The sigmoid activation in the final layer ensures output is a valid Bernoulli parameter (0 ≤ p ≤ 1).

Example 3: Categorical Distribution for Multi-Class

An image classifier predicting among 3 classes (cat, dog, bird):

import torch
import torch.nn.functional as F

# Raw logits from neural network
logits = torch.tensor([2.0, 1.0, 0.1])

# Softmax converts to probability distribution
probs = F.softmax(logits, dim=0)
# Result: [0.659, 0.242, 0.099] — sums to 1.0

# Predicted class
predicted = torch.argmax(probs)  # Class 0 (cat)

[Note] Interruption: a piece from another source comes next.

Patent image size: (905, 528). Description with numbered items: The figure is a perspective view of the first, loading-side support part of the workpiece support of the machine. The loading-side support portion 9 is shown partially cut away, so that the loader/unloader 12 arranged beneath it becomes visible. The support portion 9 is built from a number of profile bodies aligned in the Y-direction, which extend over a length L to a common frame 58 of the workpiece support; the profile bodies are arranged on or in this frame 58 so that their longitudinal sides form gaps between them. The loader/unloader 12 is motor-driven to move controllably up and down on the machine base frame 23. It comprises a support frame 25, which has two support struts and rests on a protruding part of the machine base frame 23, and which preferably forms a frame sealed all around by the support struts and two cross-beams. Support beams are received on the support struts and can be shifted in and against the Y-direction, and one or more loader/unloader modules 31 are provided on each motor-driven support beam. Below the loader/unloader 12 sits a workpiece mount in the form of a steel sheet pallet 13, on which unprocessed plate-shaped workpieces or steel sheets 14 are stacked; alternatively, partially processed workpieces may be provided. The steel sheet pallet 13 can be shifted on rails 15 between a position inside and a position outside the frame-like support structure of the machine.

# Cross-entropy loss (true label = cat, index 0)
true_label = torch.tensor([0])
loss = F.cross_entropy(logits.unsqueeze(0), true_label)
# loss = -log(0.659) = 0.417
        

Softmax ensures a valid Categorical distribution; cross-entropy penalizes confident wrong predictions heavily.

Additional Quiz Questions

Q5: What is the expected value of a Bernoulli distribution with parameter p = 0.7?

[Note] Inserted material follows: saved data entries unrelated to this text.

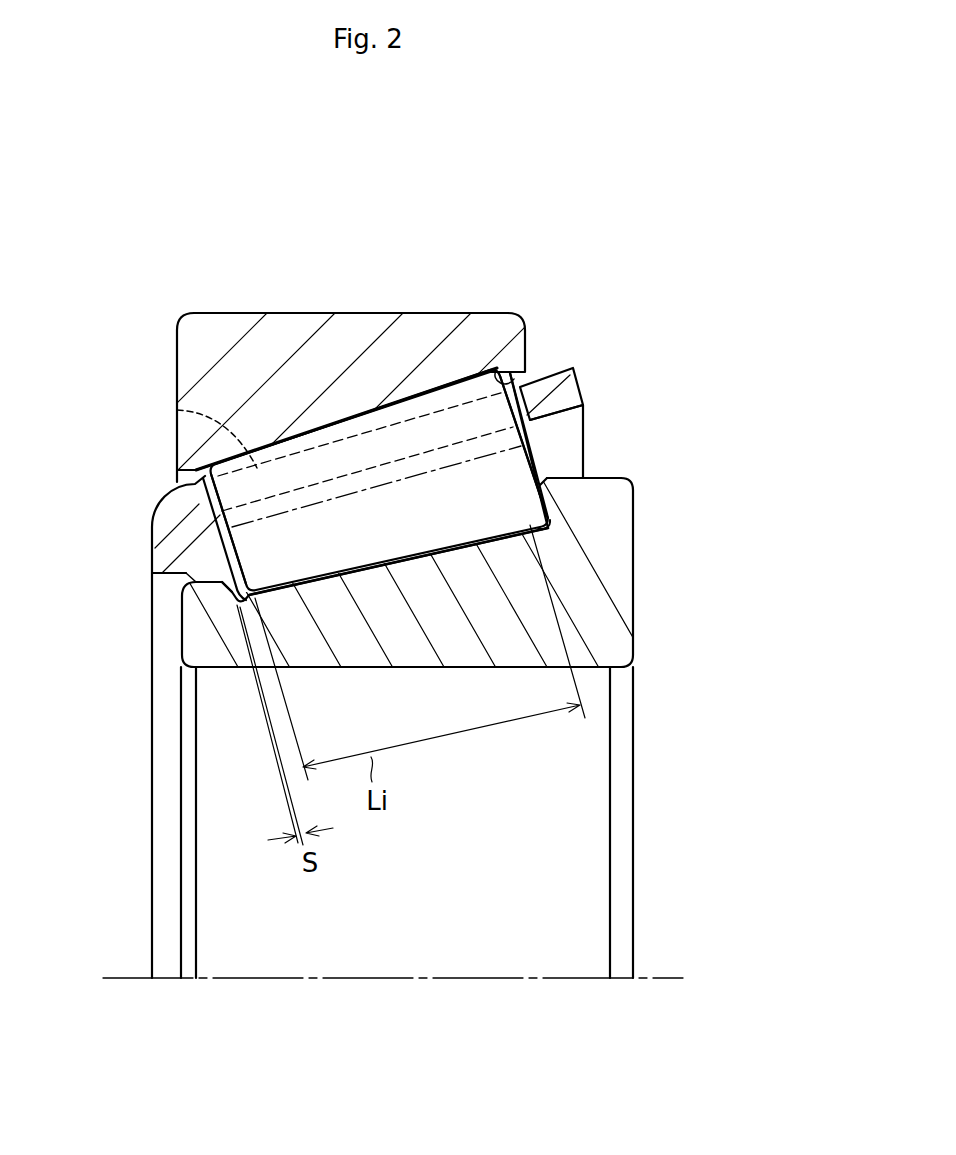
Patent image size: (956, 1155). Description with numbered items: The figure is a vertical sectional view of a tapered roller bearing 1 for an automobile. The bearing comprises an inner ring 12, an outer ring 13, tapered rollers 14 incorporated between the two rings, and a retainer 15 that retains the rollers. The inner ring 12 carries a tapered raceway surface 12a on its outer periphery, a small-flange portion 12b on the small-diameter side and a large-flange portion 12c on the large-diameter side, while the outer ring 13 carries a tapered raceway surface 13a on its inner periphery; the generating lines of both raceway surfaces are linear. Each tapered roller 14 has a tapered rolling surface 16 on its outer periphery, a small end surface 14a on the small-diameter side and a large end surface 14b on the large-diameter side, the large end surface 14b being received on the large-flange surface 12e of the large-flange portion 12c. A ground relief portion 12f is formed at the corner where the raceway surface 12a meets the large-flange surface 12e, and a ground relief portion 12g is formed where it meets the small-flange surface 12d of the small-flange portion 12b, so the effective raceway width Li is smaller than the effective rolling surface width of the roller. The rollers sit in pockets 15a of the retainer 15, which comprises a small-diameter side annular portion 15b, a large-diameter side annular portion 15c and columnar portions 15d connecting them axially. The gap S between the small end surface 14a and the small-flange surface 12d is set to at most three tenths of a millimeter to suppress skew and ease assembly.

The tapered roller bearing 1 is at (562, 215).
The inner ring 12 is at (511, 648).
The raceway surface 12a is at (445, 539).
The small-flange portion 12b is at (205, 601).
The large-flange portion 12c is at (602, 500).
The small-flange surface 12d is at (206, 598).
The large-flange surface 12e is at (548, 442).
The ground relief portion 12f is at (552, 518).
The ground relief portion 12g is at (185, 573).
The outer ring 13 is at (328, 343).
The raceway surface 13a is at (316, 436).
The tapered roller 14 is at (439, 413).
The small end surface 14a is at (205, 538).
The large end surface 14b is at (520, 424).
The retainer 15 is at (585, 364).
The pocket 15a is at (503, 366).
The small-diameter side annular portion 15b is at (180, 506).
The large-diameter side annular portion 15c is at (547, 400).
The columnar portion 15d is at (177, 412).
The rolling surface 16 is at (370, 408).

A: E[X] = p = 0.7. For a Bernoulli distribution, the expected value is simply the probability parameter p.

Q6: In a normal distribution, what percentage of values fall within ±2 standard deviations of the mean?

A: Approximately 95% (95.4% to be precise). This is known as the empirical rule or 68-95-99.7 rule.

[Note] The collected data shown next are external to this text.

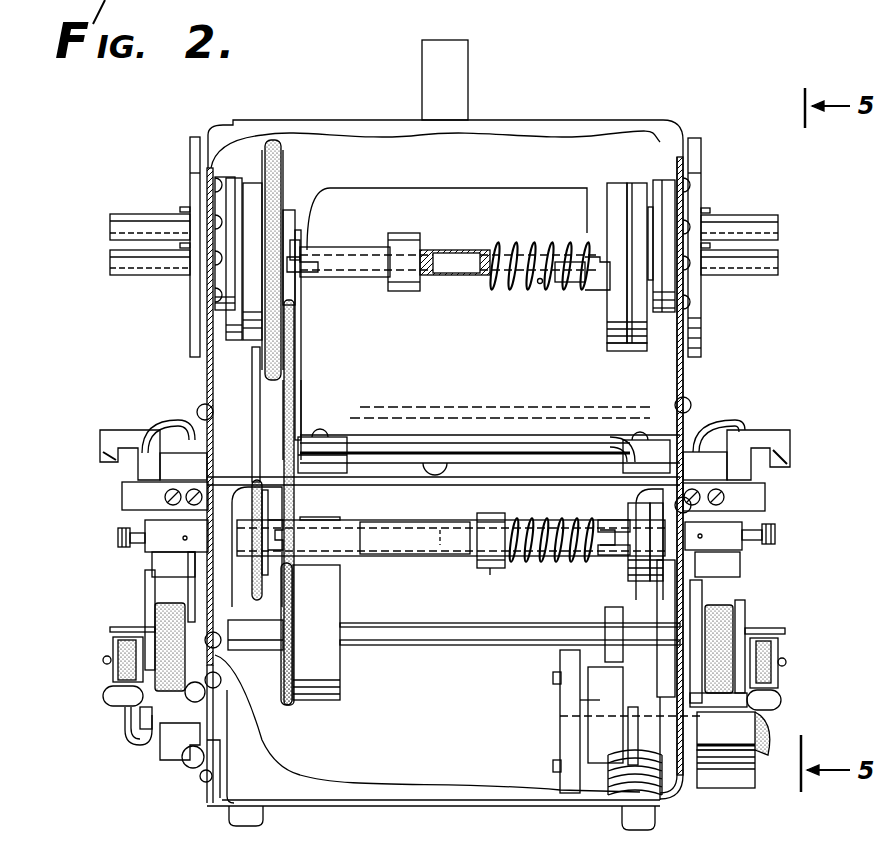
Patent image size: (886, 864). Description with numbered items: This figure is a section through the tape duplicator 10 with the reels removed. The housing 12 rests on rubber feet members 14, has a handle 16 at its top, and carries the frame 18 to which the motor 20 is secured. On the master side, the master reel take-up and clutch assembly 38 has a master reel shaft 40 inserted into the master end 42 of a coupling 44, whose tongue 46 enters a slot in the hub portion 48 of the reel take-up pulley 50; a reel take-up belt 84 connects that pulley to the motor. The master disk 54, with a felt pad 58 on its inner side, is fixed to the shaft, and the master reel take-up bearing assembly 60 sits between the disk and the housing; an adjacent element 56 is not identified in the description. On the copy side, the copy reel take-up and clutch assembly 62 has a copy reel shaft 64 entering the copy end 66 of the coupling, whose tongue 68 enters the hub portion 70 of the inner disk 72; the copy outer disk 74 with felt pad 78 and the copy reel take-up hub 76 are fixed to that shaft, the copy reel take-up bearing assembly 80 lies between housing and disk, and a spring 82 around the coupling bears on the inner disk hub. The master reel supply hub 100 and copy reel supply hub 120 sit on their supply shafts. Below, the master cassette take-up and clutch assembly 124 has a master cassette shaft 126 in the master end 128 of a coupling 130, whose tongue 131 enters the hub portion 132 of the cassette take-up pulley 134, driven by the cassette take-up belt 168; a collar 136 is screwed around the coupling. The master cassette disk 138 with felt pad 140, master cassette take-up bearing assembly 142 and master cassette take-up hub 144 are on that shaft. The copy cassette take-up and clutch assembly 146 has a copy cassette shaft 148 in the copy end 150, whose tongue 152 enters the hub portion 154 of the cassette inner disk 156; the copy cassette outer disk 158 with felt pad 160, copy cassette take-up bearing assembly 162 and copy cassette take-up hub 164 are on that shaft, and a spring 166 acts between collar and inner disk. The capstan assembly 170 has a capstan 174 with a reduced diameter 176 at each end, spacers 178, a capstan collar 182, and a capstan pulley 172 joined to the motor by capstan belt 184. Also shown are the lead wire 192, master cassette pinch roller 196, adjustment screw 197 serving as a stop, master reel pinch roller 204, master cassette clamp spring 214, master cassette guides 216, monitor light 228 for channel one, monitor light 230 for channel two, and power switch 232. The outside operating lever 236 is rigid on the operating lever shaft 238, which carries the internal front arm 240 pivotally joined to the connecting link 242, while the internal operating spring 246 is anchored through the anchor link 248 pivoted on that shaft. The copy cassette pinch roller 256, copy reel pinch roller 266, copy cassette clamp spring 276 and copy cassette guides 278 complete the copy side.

The tape duplicator 10 is at (748, 82).
The housing 12 is at (440, 795).
The feet members 14 is at (258, 822).
The handle 16 is at (460, 66).
The frame 18 is at (378, 480).
The motor 20 is at (457, 337).
The master reel take-up and clutch assembly 38 is at (168, 190).
The master reel shaft 40 is at (418, 250).
The master end 42 is at (335, 258).
The coupling 44 is at (440, 252).
The tongue 46 is at (330, 270).
The hub portion 48 is at (292, 228).
The reel take-up pulley 50 is at (253, 152).
The master disk 54 is at (262, 196).
The shaft 56 is at (118, 262).
The felt pad 58 is at (285, 338).
The master reel take-up bearing assembly 60 is at (230, 282).
The copy reel take-up and clutch assembly 62 is at (720, 187).
The copy reel shaft 64 is at (460, 272).
The copy end 66 is at (548, 255).
The tongue 68 is at (582, 270).
The hub portion 70 is at (590, 230).
The inner disk 72 is at (618, 195).
The copy outer disk 74 is at (640, 190).
The copy reel take-up hub 76 is at (778, 262).
The felt pad 78 is at (603, 325).
The copy reel take-up bearing assembly 80 is at (660, 290).
The spring 82 is at (525, 285).
The reel take-up belt 84 is at (275, 360).
The master reel supply hub 100 is at (118, 228).
The copy reel supply hub 120 is at (755, 230).
The master cassette take-up and clutch assembly 124 is at (100, 550).
The master cassette shaft 126 is at (400, 538).
The master end 128 is at (308, 530).
The coupling 130 is at (420, 543).
The tongue 131 is at (290, 540).
The hub portion 132 is at (268, 520).
The cassette take-up pulley 134 is at (300, 595).
The collar 136 is at (488, 570).
The master cassette disk 138 is at (190, 580).
The felt pad 140 is at (200, 508).
The master cassette take-up bearing assembly 142 is at (170, 545).
The master cassette take-up hub 144 is at (118, 536).
The copy cassette take-up and clutch assembly 146 is at (815, 580).
The copy cassette shaft 148 is at (490, 520).
The copy end 150 is at (580, 550).
The tongue 152 is at (598, 548).
The hub portion 154 is at (618, 528).
The cassette inner disk 156 is at (650, 520).
The copy cassette outer disk 158 is at (700, 520).
The felt pad 160 is at (710, 553).
The copy cassette take-up bearing assembly 162 is at (705, 576).
The copy cassette take-up hub 164 is at (775, 534).
The spring 166 is at (522, 562).
The cassette take-up belt 168 is at (252, 420).
The capstan assembly 170 is at (340, 760).
The capstan pulley 172 is at (322, 670).
The capstan 174 is at (436, 630).
The reduced diameter 176 is at (112, 629).
The spacers 178 is at (245, 635).
The capstan collar 182 is at (608, 620).
The capstan belt 184 is at (290, 390).
The lead wire 192 is at (135, 725).
The master cassette pinch roller 196 is at (117, 658).
The adjustment screw 197 is at (108, 692).
The master reel pinch roller 204 is at (168, 690).
The master cassette clamp spring 214 is at (150, 430).
The master cassette guides 216 is at (100, 445).
The monitor light 228 is at (183, 760).
The monitor light 230 is at (197, 792).
The power switch 232 is at (200, 778).
The outside operating lever 236 is at (720, 782).
The operating lever shaft 238 is at (735, 730).
The internal front arm 240 is at (562, 712).
The connecting link 242 is at (575, 738).
The internal operating spring 246 is at (665, 795).
The anchor link 248 is at (635, 705).
The copy cassette pinch roller 256 is at (775, 670).
The copy reel pinch roller 266 is at (722, 620).
The copy cassette clamp spring 276 is at (745, 430).
The copy cassette guides 278 is at (790, 440).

Q7: Why might you use a uniform distribution for initializing neural network weights?

A: Uniform distribution ensures all values in a range are equally likely, preventing bias toward specific initial weight values and promoting diverse feature learning.

Q8: What problem occurs if all logits in a softmax layer are equal?

A: The output probabilities become uniform (all equal), meaning the model has no preference for any class. This indicates the model hasn't learned meaningful distinctions between classes.

Key Takeaways

📊 Discrete vs Continuous: Discrete distributions (Bernoulli, Categorical) handle countable outcomes, while continuous distributions (Normal, Uniform) model uncountable values using probability density functions.

🎯 Softmax = Probability Distribution: Neural networks use softmax to convert logits into valid probability distributions where outputs sum to 1, enabling probabilistic interpretations of predictions.

🔗 Cross-Entropy is the Standard: Cross-entropy loss (-log P(y_true|x)) is the natural pairing with softmax outputs, penalizing confident wrong predictions more heavily than uncertain ones.

⚖️ Standardization Matters: Transforming features to follow a standard normal distribution (mean=0, std=1) improves gradient flow and training stability in neural networks.

🎲 Choose the Right Distribution: Bernoulli for binary classification, Categorical for multi-class, Normal for continuous data modeling, and Uniform for unbiased initialization.

Additional Quiz Questions

Q9: What is the variance of a Bernoulli distribution with parameter p = 0.3?

A: Var(X) = p(1-p) = 0.3 × 0.7 = 0.21. The variance measures the spread of the distribution, reaching maximum at p = 0.5.

Q10: In a standard normal distribution N(0,1), what is the probability of observing a value greater than 2?

A: Approximately 2.28% (or 0.0228). Since 95% of values fall within ±2σ, the remaining 5% is split equally between both tails.

Q11: Why is the softmax function called "soft" max rather than hard max?

A: Unlike argmax which returns a single 1 for the maximum value, softmax produces a probability distribution where larger values get higher probabilities but all values contribute, making it differentiable and suitable for gradient-based learning.

Q12: What happens to the entropy of a categorical distribution as one class probability approaches 1?

A: Entropy approaches 0 (minimum). When one outcome is certain, there's no uncertainty to measure. Maximum entropy occurs with uniform distribution where all classes are equally likely.

Q13: In weight initialization, why is sampling from a uniform distribution with small range (e.g., [-0.01, 0.01]) preferred over a large range?

A: Small initial weights prevent saturation of activation functions (like sigmoid/tanh) and help gradients flow during backpropagation. Large weights can cause neurons to saturate, leading to vanishing gradients.